Stevens and Shaffer describe a method of determining the concentration of oxide flaws as a function of distance from the metal-oxide interface for trapped-oxygen flaws which are exposed via thermal relaxation steps followed by re-anodizing under carefully controlled and monitored conditions (“Defects in Crystalline Anodic Aluminum”, by J. L. Stevens and J. S. Shaffer, Journal of the Electrochemical Society, volume 133, number 6, June 1986, pages 1160-1162).
Stabilization processes have been developed which tend to expose and repair trapped oxygen flaws (in anodic oxide films on preboiled foils) as well as impart hydration resistance to the oxide film. Examples of these processes are described in U.S. Pat.
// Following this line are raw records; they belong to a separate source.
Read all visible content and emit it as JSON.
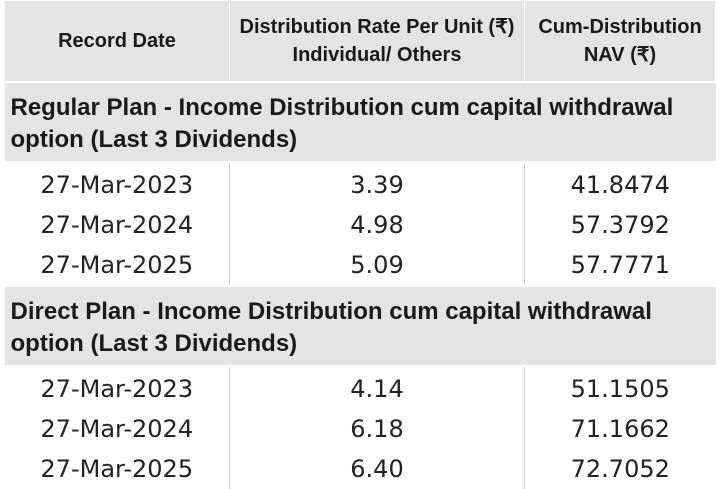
{
  "header": {
    "record_date": "Record Date",
    "rate_line1": "Distribution Rate Per Unit  (₹)",
    "rate_line2": "Individual/ Others",
    "nav_line1": "Cum-Distribution",
    "nav_line2": "NAV (₹)"
  },
  "sections": [
    {
      "title": "Regular Plan - Income Distribution cum capital withdrawal option (Last 3 Dividends)",
      "rows": [
        {
          "date": "27-Mar-2023",
          "rate": "3.39",
          "nav": "41.8474"
        },
        {
          "date": "27-Mar-2024",
          "rate": "4.98",
          "nav": "57.3792"
        },
        {
          "date": "27-Mar-2025",
          "rate": "5.09",
          "nav": "57.7771"
        }
      ]
    },
    {
      "title": "Direct Plan - Income Distribution cum capital withdrawal option (Last 3 Dividends)",
      "rows": [
        {
          "date": "27-Mar-2023",
          "rate": "4.14",
          "nav": "51.1505"
        },
        {
          "date": "27-Mar-2024",
          "rate": "6.18",
          "nav": "71.1662"
        },
        {
          "date": "27-Mar-2025",
          "rate": "6.40",
          "nav": "72.7052"
        }
      ]
    }
  ]
}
Nos. 4,113,579 and 4,437,946.
For maximum anodic oxide film stability on aluminum foil, it is desirable to form the anodic film in a phosphate solution and, again, for maximum stability via maximum phosphate content throughout the oxide thickness, the foil should not be preboiled prior to the anodizing process.
The skilled artisan has therefore been limited in the ability to form oxides on the anode at high voltage, particularly with phosphate incorporation into the oxide layer.